Oh yeah, my mom died in January. So that was the cherry on top of nine straight months of hell.
Bright spot? My dad, my sister, and I have finally gotten close. Dad sleeps in the spare room I fixed up—the one we used to call the closet. The house doesn’t look like it used to. It’s mine now. I gutted it, redid everything. All that stuff you didn’t want to replace because it would “cost too much”? Gone. Done. Fixed. With my money. My decisions.
You were deep into your addiction by the time we married. I knew it. I should’ve never married you. I should’ve stayed in Butte and let you go to Green River on your own. My whole life could’ve been different.
My therapist says there had to be good times. And yeah—there were. But the bad ones? They overshadow it all.
Because of your suicide and the fact that I found your body, I had to deal with detectives combing through every inch of my life. Badge access records, phone logs, alibis. The only reason I wasn’t arrested on the spot was because I was running around the entire night managing crises at work.
I don’t know what the afterlife is like, and I don’t care. But if there’s a heaven, I know my mom went there. And I hope if she sees you, she finally gets to tell you exactly what she thought.

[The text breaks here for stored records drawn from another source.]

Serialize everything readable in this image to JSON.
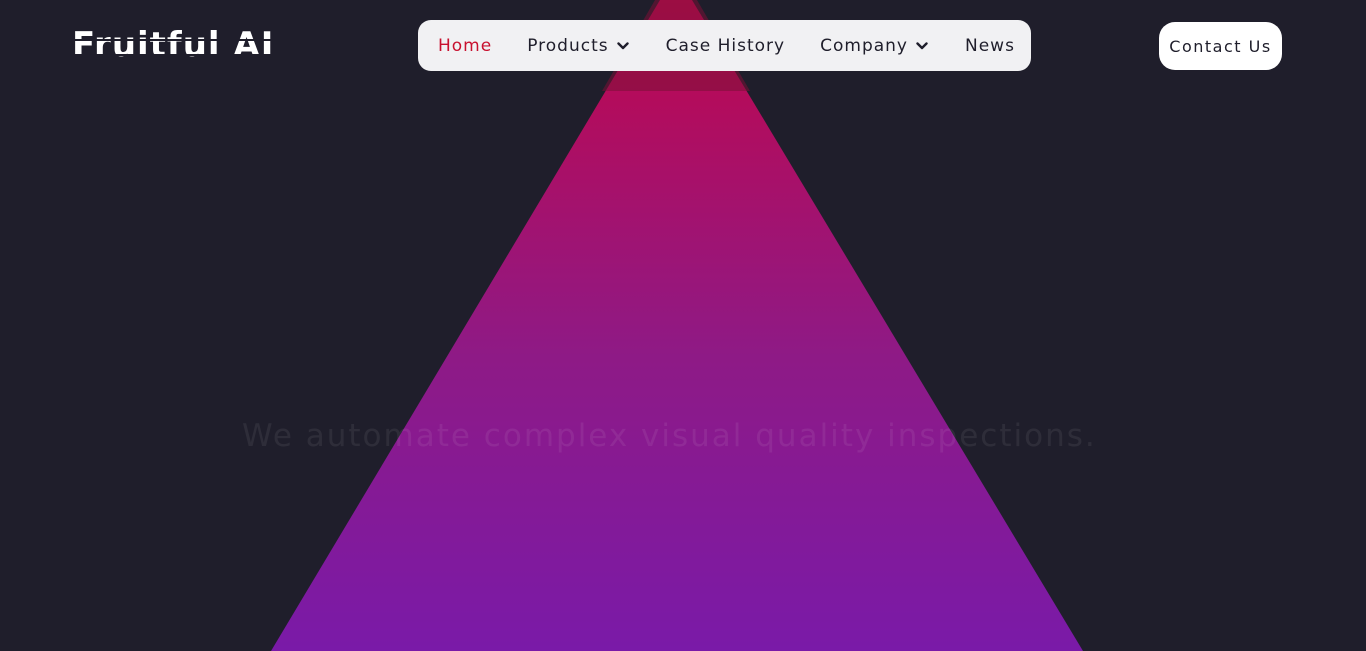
{
  "brand": {
    "logo_text": "Fruitful AI"
  },
  "nav": {
    "items": [
      {
        "label": "Home",
        "active": true
      },
      {
        "label": "Products",
        "has_dropdown": true
      },
      {
        "label": "Case History"
      },
      {
        "label": "Company",
        "has_dropdown": true
      },
      {
        "label": "News"
      }
    ]
  },
  "header": {
    "contact_label": "Contact Us"
  },
  "hero": {
    "tagline": "We automate complex visual quality inspections."
  },
  "colors": {
    "background": "#1f1e2b",
    "accent": "#c8102e",
    "beam_top": "#b30c5c",
    "beam_bottom": "#7a1aa8",
    "nav_background": "#f1f1f3"
  },
  "icons": {
    "dropdown": "chevron-down-icon"
  }
}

I still feel for your family. Your brothers, their wives, your mom and dad—they didn’t deserve the wreckage you left behind. One of your brothers wrote on the memorial we sent to Burning Man. He regretted that you never met your nephews. They’re great kids. They deserved to know a version of you that wasn’t poisoned.
And yes—you did a fucking great job isolating me. Most of the community still avoids me. Looks at me like I’m radioactive. I know that was your goal—to cut me off, make me small. You almost succeeded. But I’ve got one friend left. And you hated him. I love that. He’s done more with his life and his pain than you ever managed. So no, you didn’t win.
I feel lighter now. A little. Saying this helped. I’m glad you’re gone. That’s hard to say, but it’s true. You’d have resented my weight-loss surgery, bitched about my choices, my trauma, my disability, my licensing investigation. Hell, you’d probably have shoved me in a nursing home after my strokes.
So yeah. I said it. Too much, maybe. But it’s my blog. Not yours. And judging by traffic, no one gives a shit what I write anyway.
—Me
For anyone still reading: Thank you. I’m not trying to insult anyone—but it’s been hell. If you know me, if you really get me, you understand the fucks and the fury. You understand why I’m writing this.
Please—be the person your dog and your mother think you are.